Abstract
Summary: InterMine is an open-source data warehouse system that facilitates the building of databases with complex data integration requirements and a need for a fast customizable query facility. Using InterMine, large biological databases can be created from a range of heterogeneous data sources, and the extensible data model allows for easy integration of new data types. The analysis tools include a flexible query builder, genomic region search and a library of ‘widgets’ performing various statistical analyses. The results can be exported in many commonly used formats. InterMine is a fully extensible framework where developers can add new tools and functionality. Additionally, there is a comprehensive set of web services, for which client libraries are provided in five commonly used programming languages.
Availability: Freely available from http://www.intermine.org under the LGPL license.

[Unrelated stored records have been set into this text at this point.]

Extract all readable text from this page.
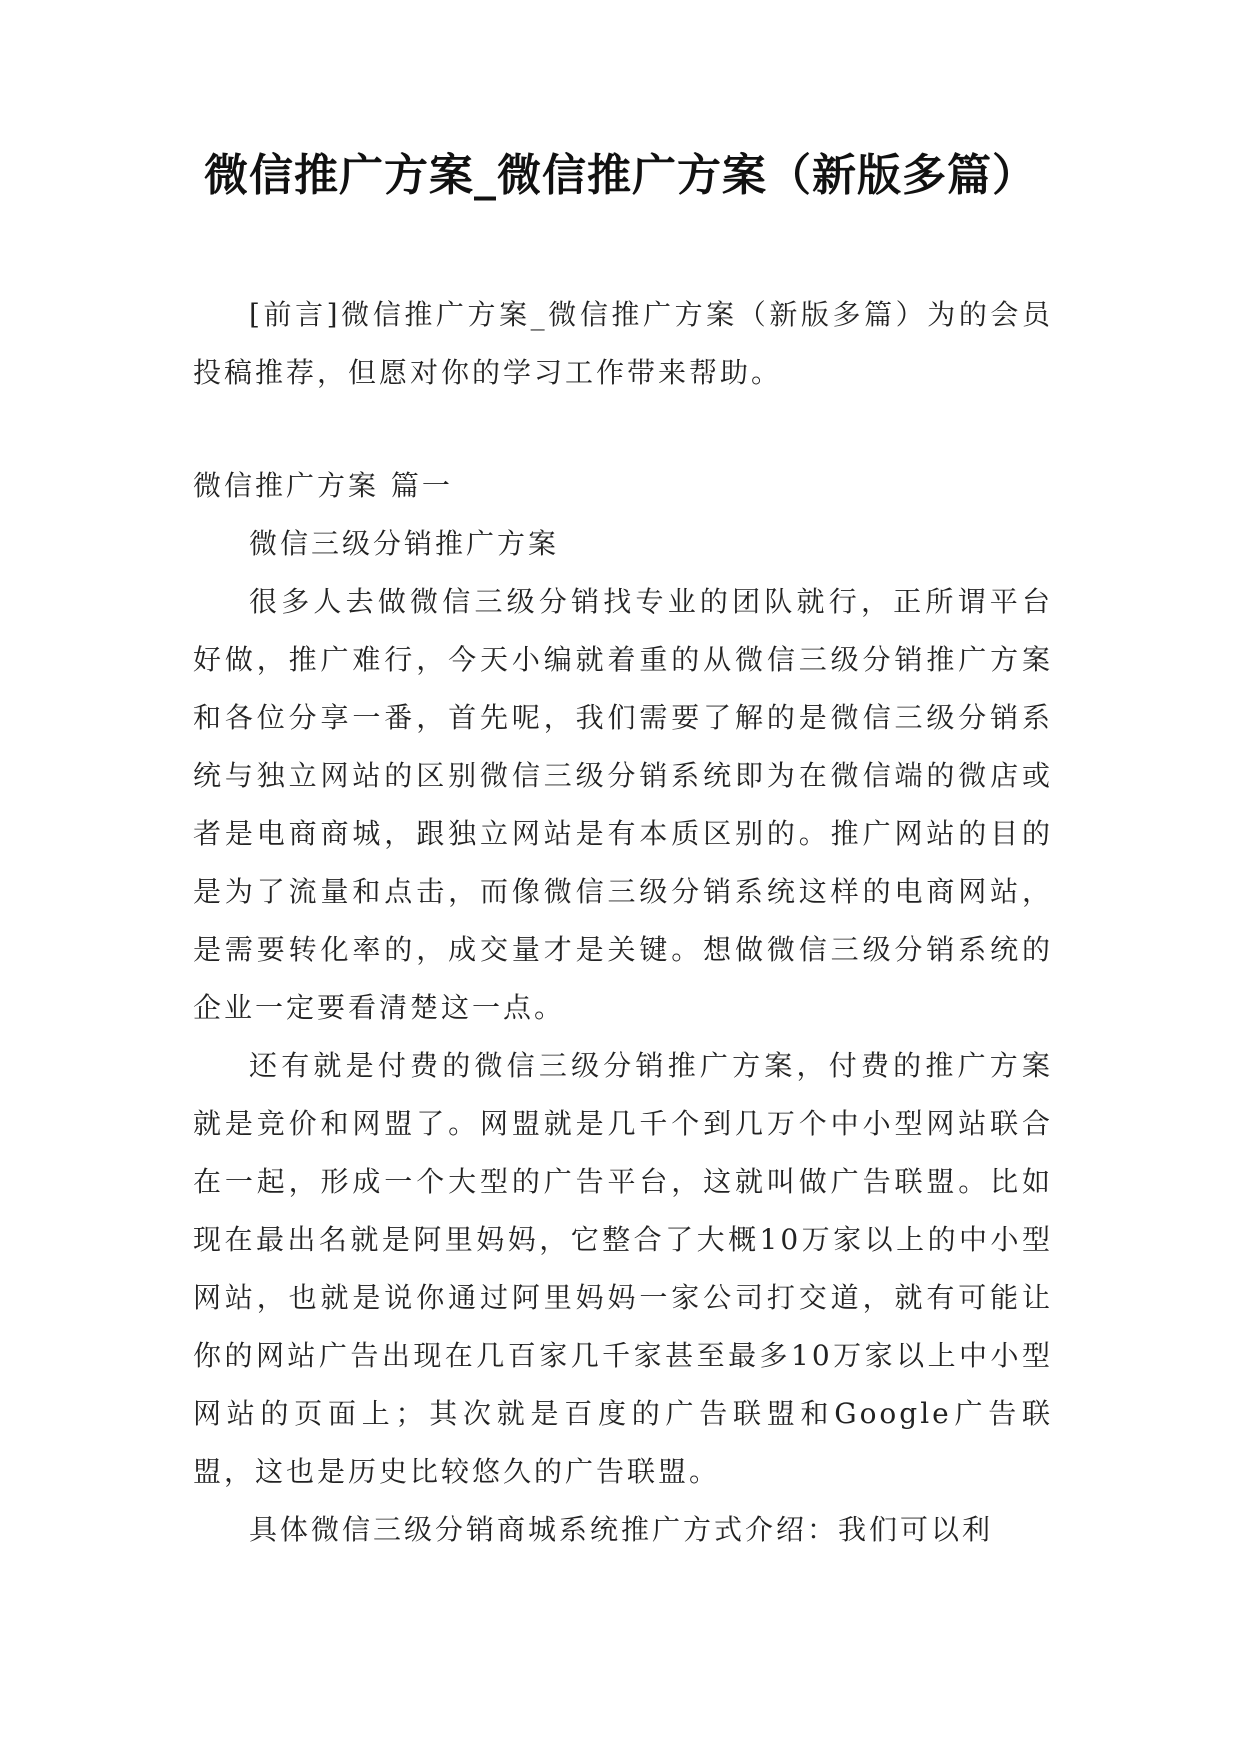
微信推广方案_微信推广方案（新版多篇）

[前言]微信推广方案_微信推广方案（新版多篇）为的会员投稿推荐，但愿对你的学习工作带来帮助。

微信推广方案 篇一

微信三级分销推广方案

很多人去做微信三级分销找专业的团队就行，正所谓平台好做，推广难行，今天小编就着重的从微信三级分销推广方案和各位分享一番，首先呢，我们需要了解的是微信三级分销系统与独立网站的区别微信三级分销系统即为在微信端的微店或者是电商商城，跟独立网站是有本质区别的。推广网站的目的是为了流量和点击，而像微信三级分销系统这样的电商网站，是需要转化率的，成交量才是关键。想做微信三级分销系统的企业一定要看清楚这一点。

还有就是付费的微信三级分销推广方案，付费的推广方案就是竞价和网盟了。网盟就是几千个到几万个中小型网站联合在一起，形成一个大型的广告平台，这就叫做广告联盟。比如现在最出名就是阿里妈妈，它整合了大概10万家以上的中小型网站，也就是说你通过阿里妈妈一家公司打交道，就有可能让你的网站广告出现在几百家几千家甚至最多10万家以上中小型网站的页面上；其次就是百度的广告联盟和Google广告联盟，这也是历史比较悠久的广告联盟。

具体微信三级分销商城系统推广方式介绍：我们可以利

Contact: g.micklem@gen.cam.ac.uk
Supplementary information: Supplementary data are available at Bioinformatics online.
1 INTRODUCTION
Integrative analysis exploiting diverse datasets is a powerful approach in modern biology, but it can also be complex and time consuming. There are huge quantities of data available in a range of different formats, and a high level of computational expertise is often required for performing analysis, even once the data have been successfully integrated into a single database [for a general review of biological data integration, see Triplet and Butler (2011)]. InterMine is a data warehouse framework initially developed for FlyMine to address these issues for the Drosophila community (Lyne et al., 2007). It is being adopted by a number of major model organism databases including budding yeast, rat, zebrafish, mouse and nematode worm (Balakrishnan et al., 2012; Shimoyama et al., 2011), and is in use by the modENCODE project—a large-scale international initiative to characterize functional elements in the fly and worm genomes (Celniker et al., 2009; Contrino et al., 2012), as well as for drug target discovery (Chen et al., 2011), Drosophila transcription factors (Pfreundt et al., 2010) and mitochondrial proteomics (Smith et al., 2012). Many features of the InterMine system have been designed to lower the effort required for the setup and maintenance of large-scale biological databases, and these are outlined later in the text and discussed in more detail in the Supplementary Material.

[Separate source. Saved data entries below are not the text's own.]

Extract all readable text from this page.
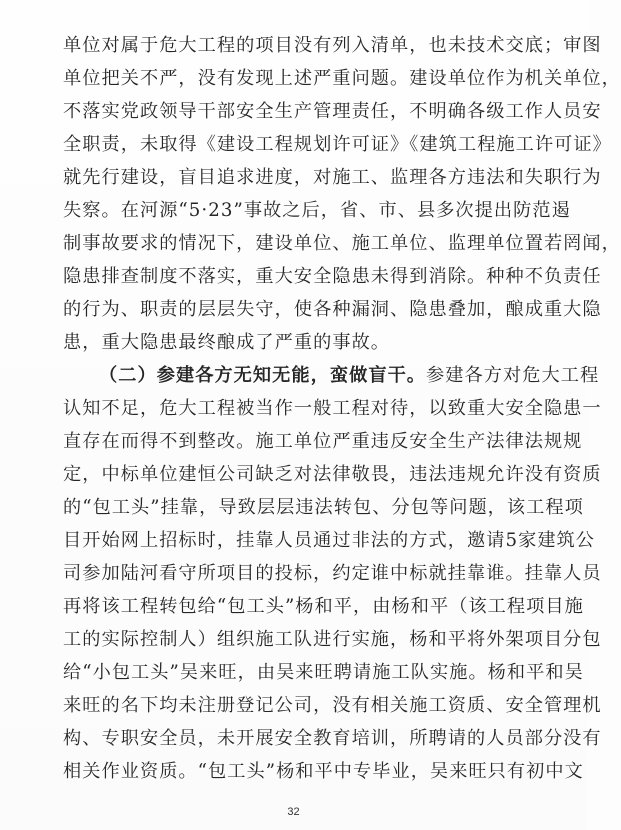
单位对属于危大工程的项目没有列入清单，也未技术交底；审图
单位把关不严，没有发现上述严重问题。建设单位作为机关单位，
不落实党政领导干部安全生产管理责任，不明确各级工作人员安
全职责，未取得《建设工程规划许可证》《建筑工程施工许可证》
就先行建设，盲目追求进度，对施工、监理各方违法和失职行为
失察。在河源“5·23”事故之后，省、市、县多次提出防范遏
制事故要求的情况下，建设单位、施工单位、监理单位置若罔闻，
隐患排查制度不落实，重大安全隐患未得到消除。种种不负责任
的行为、职责的层层失守，使各种漏洞、隐患叠加，酿成重大隐
患，重大隐患最终酿成了严重的事故。
（二）参建各方无知无能，蛮做盲干。参建各方对危大工程
认知不足，危大工程被当作一般工程对待，以致重大安全隐患一
直存在而得不到整改。施工单位严重违反安全生产法律法规规
定，中标单位建恒公司缺乏对法律敬畏，违法违规允许没有资质
的“包工头”挂靠，导致层层违法转包、分包等问题，该工程项
目开始网上招标时，挂靠人员通过非法的方式，邀请5家建筑公
司参加陆河看守所项目的投标，约定谁中标就挂靠谁。挂靠人员
再将该工程转包给“包工头”杨和平，由杨和平（该工程项目施
工的实际控制人）组织施工队进行实施，杨和平将外架项目分包
给“小包工头”吴来旺，由吴来旺聘请施工队实施。杨和平和吴
来旺的名下均未注册登记公司，没有相关施工资质、安全管理机
构、专职安全员，未开展安全教育培训，所聘请的人员部分没有
相关作业资质。“包工头”杨和平中专毕业，吴来旺只有初中文
32
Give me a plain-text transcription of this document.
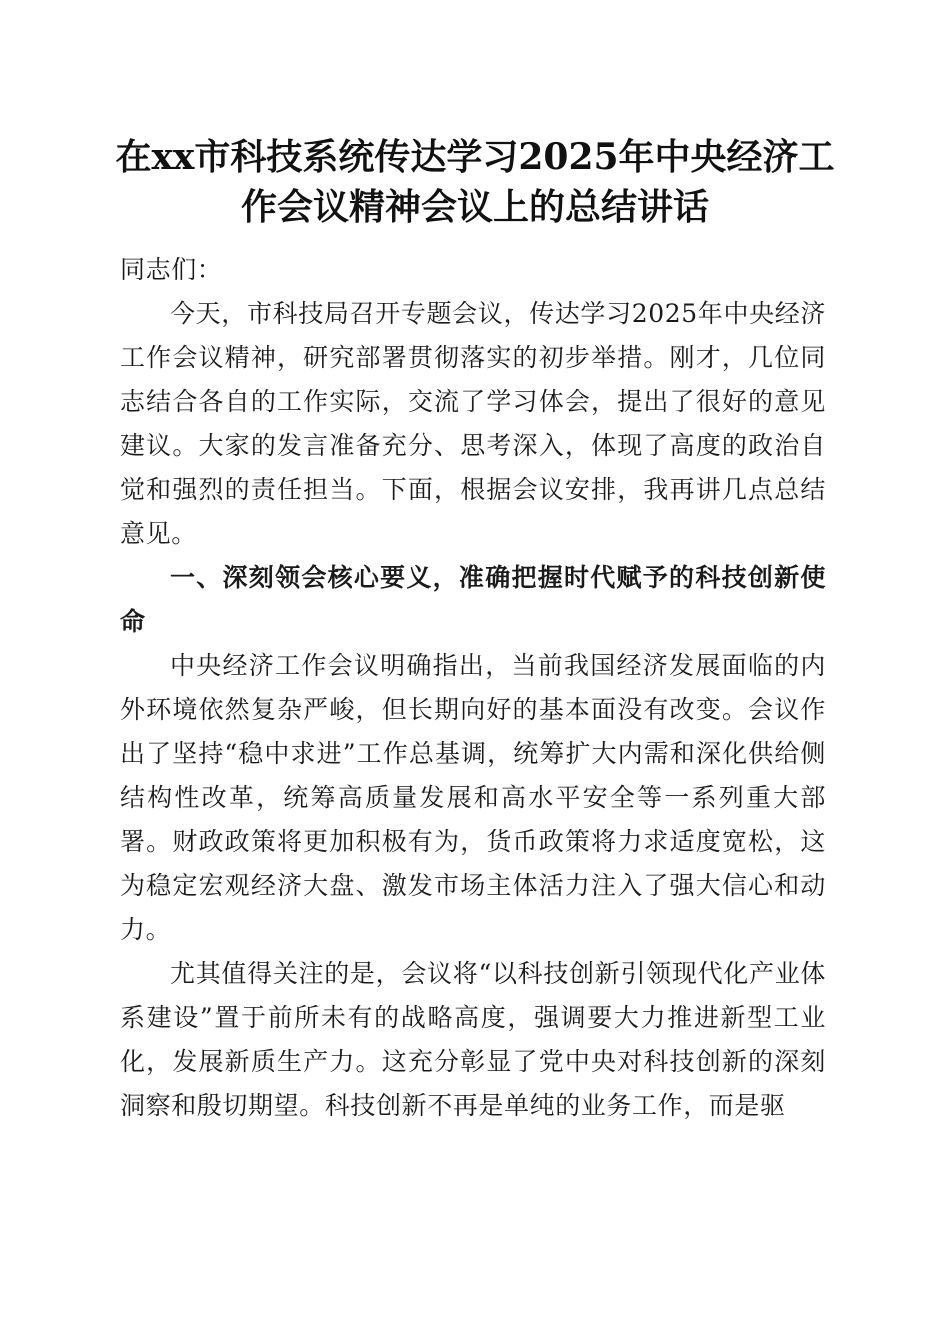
在xx市科技系统传达学习2025年中央经济工作会议精神会议上的总结讲话

同志们：

今天，市科技局召开专题会议，传达学习2025年中央经济工作会议精神，研究部署贯彻落实的初步举措。刚才，几位同志结合各自的工作实际，交流了学习体会，提出了很好的意见建议。大家的发言准备充分、思考深入，体现了高度的政治自觉和强烈的责任担当。下面，根据会议安排，我再讲几点总结意见。

一、深刻领会核心要义，准确把握时代赋予的科技创新使命

中央经济工作会议明确指出，当前我国经济发展面临的内外环境依然复杂严峻，但长期向好的基本面没有改变。会议作出了坚持“稳中求进”工作总基调，统筹扩大内需和深化供给侧结构性改革，统筹高质量发展和高水平安全等一系列重大部署。财政政策将更加积极有为，货币政策将力求适度宽松，这为稳定宏观经济大盘、激发市场主体活力注入了强大信心和动力。

尤其值得关注的是，会议将“以科技创新引领现代化产业体系建设”置于前所未有的战略高度，强调要大力推进新型工业化，发展新质生产力。这充分彰显了党中央对科技创新的深刻洞察和殷切期望。科技创新不再是单纯的业务工作，而是驱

1.1 Data loading and integration
The InterMine database build system allows for the integration of datasets of varying size and complexity. It comes equipped with data integration modules that load data from common biological formats (e.g. GFF3, FASTA, OBO, BioPAX, GAF, PSI and chado—see Supplementary Material for a full list), while custom sources can be added by writing data parsers using the Java application programming interface (API) or by creating XML files in the appropriate format, for which a Perl API exists. InterMine’s core biological model is based on the Sequence Ontology (Eilbeck et al., 2005) and can be easily extended by editing an XML file. All model-based components of the system are automatically derived from the data model, allowing simple error-free upgrading of the user interface and API as new data types are added.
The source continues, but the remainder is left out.